Civil society has an extremely important role in achieving sustainable social and democratic change, but CSOs and civil movements in the Balkans, and even around Europe, still lack enough space in order to achieve this change. The debated Law on Freedom of Association in NGOs in Kosovo and the regressive legislation changes in Montenegro, GONGOs rising in Serbia and Poland, smear campaigns by media and politicians against civil society leaders and activists in Slovakia and Romania and elsewhere… All these phenomena contribute to what we call a ‘shrinking civic space’. Instead of securing the democratic checks and balances and letting citizens express their views through CSOs and spontaneous groups, many governments take the other direction – limiting the freedoms in public spheres. While regressive forces are trying to consolidate their partnerships and are identifying common “enemies”, CSOs and activists lack spaces for their work. However, by limiting the freedoms and spaces, governments face a growing resistance in Europe. Again, civil society activists and organizations are at the forefront to resist these dangerous restrictions of liberties and growing tensions within societies. Citizens keep mobilizing and fighting for the freedom of expression, the right to peacefully gather and to join forces through associations, movements and so on.
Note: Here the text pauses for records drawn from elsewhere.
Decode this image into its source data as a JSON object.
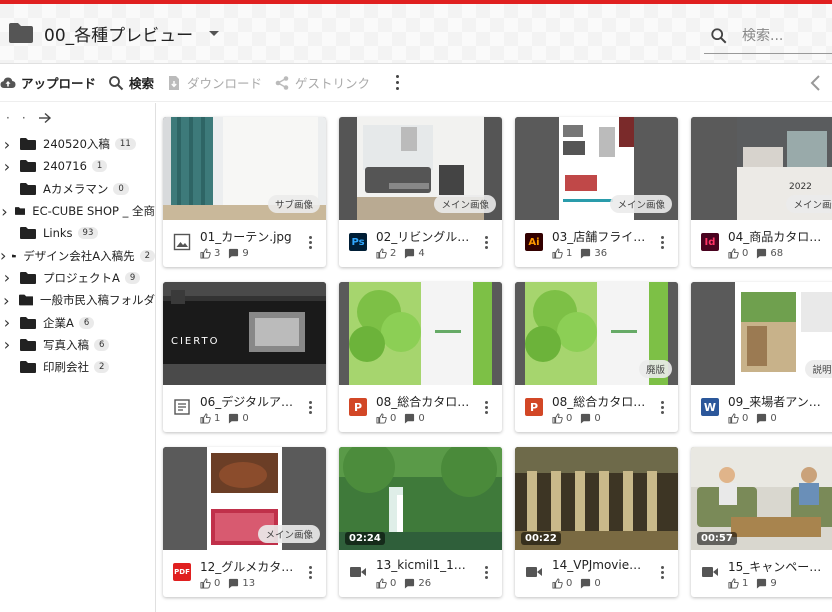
{
  "header": {
    "folder_title": "00_各種プレビュー",
    "search_placeholder": "検索..."
  },
  "toolbar": {
    "upload": "アップロード",
    "search": "検索",
    "download": "ダウンロード",
    "guest_link": "ゲストリンク"
  },
  "sidebar": {
    "items": [
      {
        "label": "240520入稿",
        "count": "11",
        "expandable": true
      },
      {
        "label": "240716",
        "count": "1",
        "expandable": true
      },
      {
        "label": "Aカメラマン",
        "count": "0",
        "expandable": false
      },
      {
        "label": "EC-CUBE SHOP _ 全商",
        "count": "",
        "expandable": true
      },
      {
        "label": "Links",
        "count": "93",
        "expandable": false
      },
      {
        "label": "デザイン会社A入稿先",
        "count": "2",
        "expandable": true
      },
      {
        "label": "プロジェクトA",
        "count": "9",
        "expandable": true
      },
      {
        "label": "一般市民入稿フォルダ",
        "count": "",
        "expandable": true
      },
      {
        "label": "企業A",
        "count": "6",
        "expandable": true
      },
      {
        "label": "写真入稿",
        "count": "6",
        "expandable": true
      },
      {
        "label": "印刷会社",
        "count": "2",
        "expandable": false
      }
    ]
  },
  "files": [
    {
      "name": "01_カーテン.jpg",
      "likes": "3",
      "comments": "9",
      "chip": "サブ画像",
      "duration": "",
      "type": "image",
      "thumb": "curtain"
    },
    {
      "name": "02_リビングル…",
      "likes": "2",
      "comments": "4",
      "chip": "メイン画像",
      "duration": "",
      "type": "ps",
      "thumb": "living"
    },
    {
      "name": "03_店舗フライ…",
      "likes": "1",
      "comments": "36",
      "chip": "メイン画像",
      "duration": "",
      "type": "ai",
      "thumb": "flyer"
    },
    {
      "name": "04_商品カタロ…",
      "likes": "0",
      "comments": "68",
      "chip": "メイン画像",
      "duration": "",
      "type": "id",
      "thumb": "catalog"
    },
    {
      "name": "06_デジタルア…",
      "likes": "1",
      "comments": "0",
      "chip": "",
      "duration": "",
      "type": "doc",
      "thumb": "digital"
    },
    {
      "name": "08_総合カタロ…",
      "likes": "0",
      "comments": "0",
      "chip": "",
      "duration": "",
      "type": "ppt",
      "thumb": "green"
    },
    {
      "name": "08_総合カタロ…",
      "likes": "0",
      "comments": "0",
      "chip": "廃版",
      "duration": "",
      "type": "ppt",
      "thumb": "green"
    },
    {
      "name": "09_来場者アン…",
      "likes": "0",
      "comments": "0",
      "chip": "説明資",
      "duration": "",
      "type": "word",
      "thumb": "survey"
    },
    {
      "name": "12_グルメカタ…",
      "likes": "0",
      "comments": "13",
      "chip": "メイン画像",
      "duration": "",
      "type": "pdf",
      "thumb": "gourmet"
    },
    {
      "name": "13_kicmil1_1…",
      "likes": "0",
      "comments": "26",
      "chip": "",
      "duration": "02:24",
      "type": "video",
      "thumb": "waterfall"
    },
    {
      "name": "14_VPJmovie…",
      "likes": "0",
      "comments": "0",
      "chip": "",
      "duration": "00:22",
      "type": "video",
      "thumb": "ruins"
    },
    {
      "name": "15_キャンペー…",
      "likes": "1",
      "comments": "9",
      "chip": "",
      "duration": "00:57",
      "type": "video",
      "thumb": "sofa"
    }
  ],
  "thumb_text": {
    "digital_title": "CIERTO",
    "catalog_year": "2022"
  }
}
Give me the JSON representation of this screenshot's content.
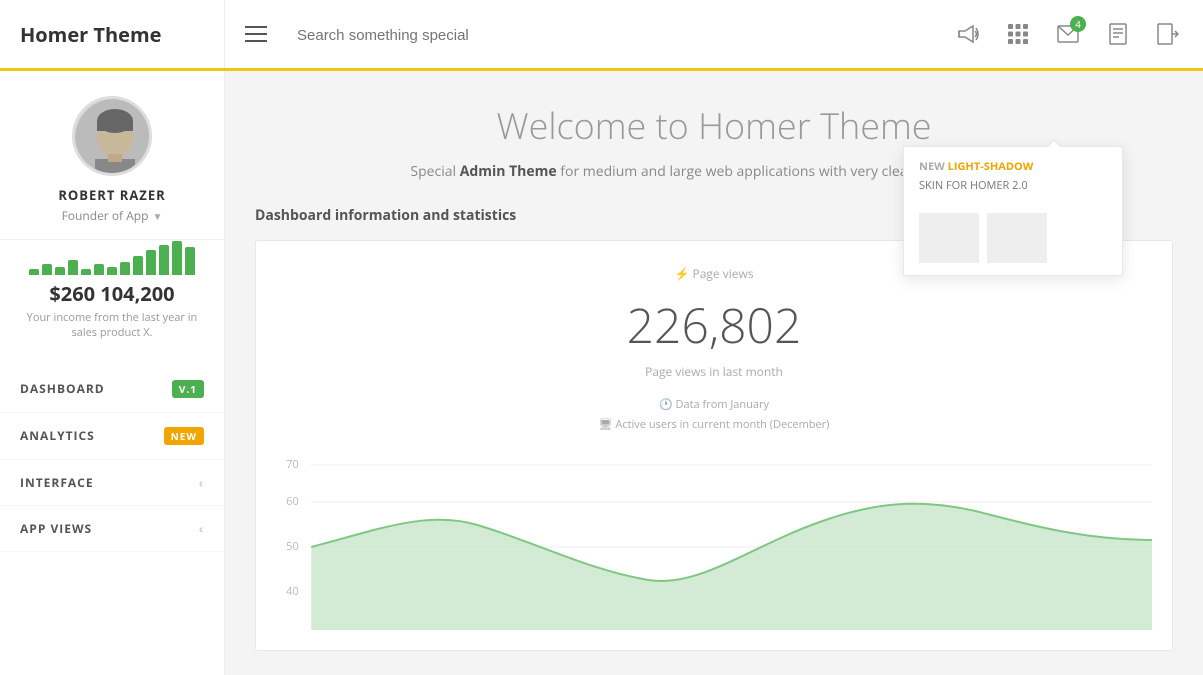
{
  "navbar": {
    "brand": "Homer Theme",
    "search_placeholder": "Search something special",
    "icons": {
      "megaphone": "📢",
      "apps": "⠿",
      "mail_badge": "4",
      "document": "📋",
      "logout": "⬚"
    }
  },
  "sidebar": {
    "profile": {
      "name": "ROBERT RAZER",
      "role": "Founder of App"
    },
    "income": {
      "value": "$260 104,200",
      "description": "Your income from the last year in sales product X."
    },
    "bars": [
      3,
      5,
      4,
      7,
      3,
      5,
      4,
      6,
      9,
      12,
      14,
      16,
      13
    ],
    "nav": [
      {
        "label": "DASHBOARD",
        "badge": "V.1",
        "badge_type": "green",
        "chevron": false
      },
      {
        "label": "ANALYTICS",
        "badge": "NEW",
        "badge_type": "orange",
        "chevron": false
      },
      {
        "label": "INTERFACE",
        "badge": "",
        "badge_type": "",
        "chevron": true
      },
      {
        "label": "APP VIEWS",
        "badge": "",
        "badge_type": "",
        "chevron": true
      }
    ]
  },
  "main": {
    "welcome_title": "Welcome to Homer Theme",
    "welcome_sub_prefix": "Special ",
    "welcome_sub_bold": "Admin Theme",
    "welcome_sub_suffix": " for medium and large web applications with very clean and aesthetic s",
    "section_title": "Dashboard information and statistics",
    "chart": {
      "label": "Page views",
      "number": "226,802",
      "number_sub": "Page views in last month",
      "info_line1": "Data from January",
      "info_line2": "Active users in current month (December)",
      "y_labels": [
        "70",
        "60",
        "50",
        "40"
      ],
      "chart_color": "#c8e6c9"
    }
  },
  "notification_popup": {
    "new_label": "NEW",
    "highlight": "LIGHT-SHADOW",
    "skin_label": "SKIN FOR HOMER 2.0"
  }
}
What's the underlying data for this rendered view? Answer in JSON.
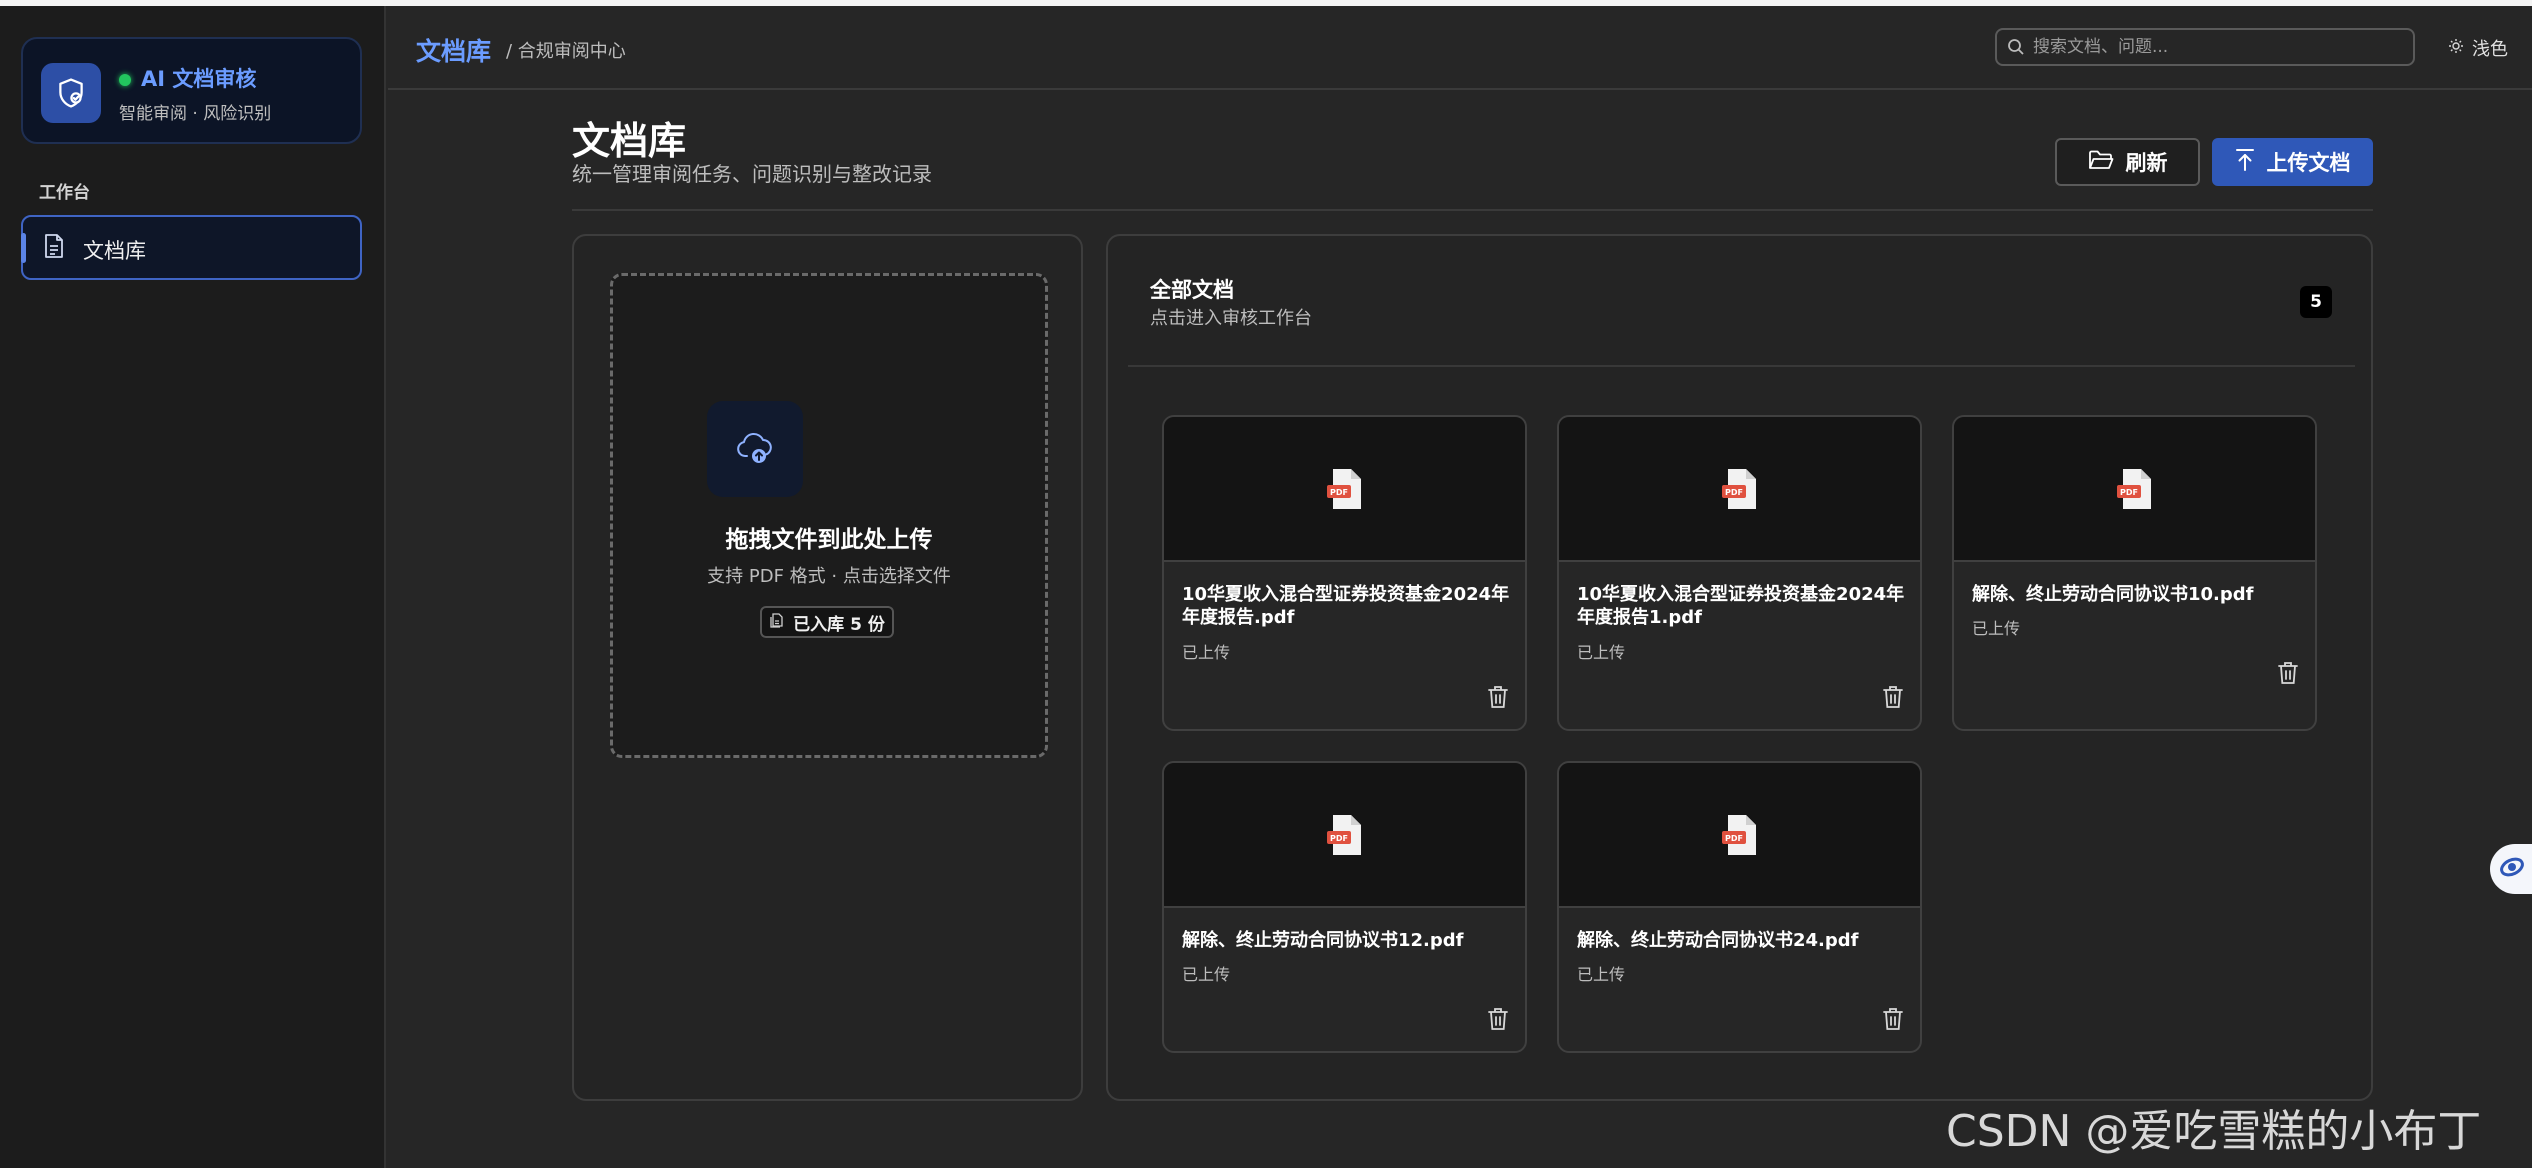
{
  "brand": {
    "title": "AI 文档审核",
    "subtitle": "智能审阅 · 风险识别"
  },
  "sidebar": {
    "section_label": "工作台",
    "items": [
      {
        "label": "文档库",
        "active": true
      }
    ]
  },
  "header": {
    "breadcrumb_main": "文档库",
    "breadcrumb_sub": "/ 合规审阅中心",
    "search_placeholder": "搜索文档、问题...",
    "theme_label": "浅色"
  },
  "page": {
    "title": "文档库",
    "subtitle": "统一管理审阅任务、问题识别与整改记录",
    "refresh_label": "刷新",
    "upload_label": "上传文档"
  },
  "upload_panel": {
    "title": "拖拽文件到此处上传",
    "subtitle": "支持 PDF 格式 · 点击选择文件",
    "badge": "已入库 5 份"
  },
  "docs_panel": {
    "title": "全部文档",
    "subtitle": "点击进入审核工作台",
    "count": "5",
    "documents": [
      {
        "name": "10华夏收入混合型证券投资基金2024年年度报告.pdf",
        "status": "已上传",
        "thumb_label": "PDF"
      },
      {
        "name": "10华夏收入混合型证券投资基金2024年年度报告1.pdf",
        "status": "已上传",
        "thumb_label": "PDF"
      },
      {
        "name": "解除、终止劳动合同协议书10.pdf",
        "status": "已上传",
        "thumb_label": "PDF"
      },
      {
        "name": "解除、终止劳动合同协议书12.pdf",
        "status": "已上传",
        "thumb_label": "PDF"
      },
      {
        "name": "解除、终止劳动合同协议书24.pdf",
        "status": "已上传",
        "thumb_label": "PDF"
      }
    ]
  },
  "watermark": "CSDN @爱吃雪糕的小布丁",
  "colors": {
    "accent": "#2f58b8",
    "accent_text": "#6b9cff",
    "status_dot": "#22c55e",
    "pdf_red": "#e0513f"
  }
}
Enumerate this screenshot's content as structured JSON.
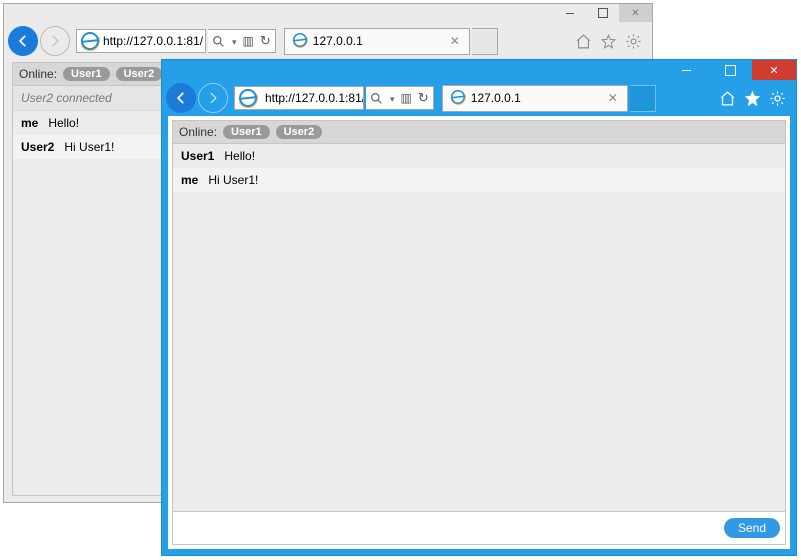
{
  "back": {
    "url": "http://127.0.0.1:81/",
    "tab_title": "127.0.0.1",
    "online_label": "Online:",
    "online_users": [
      "User1",
      "User2"
    ],
    "system_message": "User2 connected",
    "messages": [
      {
        "who": "me",
        "text": "Hello!"
      },
      {
        "who": "User2",
        "text": "Hi User1!"
      }
    ]
  },
  "front": {
    "url": "http://127.0.0.1:81/",
    "tab_title": "127.0.0.1",
    "online_label": "Online:",
    "online_users": [
      "User1",
      "User2"
    ],
    "messages": [
      {
        "who": "User1",
        "text": "Hello!"
      },
      {
        "who": "me",
        "text": "Hi User1!"
      }
    ],
    "input_value": "",
    "send_label": "Send"
  }
}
It is with these challenges in mind that this Balkan Civic Practices edition brings together professionals, academics and activists from the BCSDN and its partners in the region, to debate what can be done to promote civic space in the Western Balkan countries and further. The second Balkan Civic Practices edition shares stories of CSOs actions in times of shrinking civic space in the Balkans and the wider Europe. From joint action by building national and transnational, thematic and cross-sector alliances, to creating synergies between traditional civil society organizations and non-formal social movements, the contributions of this edition give valuable practical examples of successful actions towards promoting civic space and preventing its further shrinking, while also discussing innovative organizational development approaches centered around resilience, accountability and powerful narratives to empower civil society in this struggle. The aim is to inspire and learn from each other, to reaffirm the collective voice in the joint struggles and to encourage coalition-building across regions.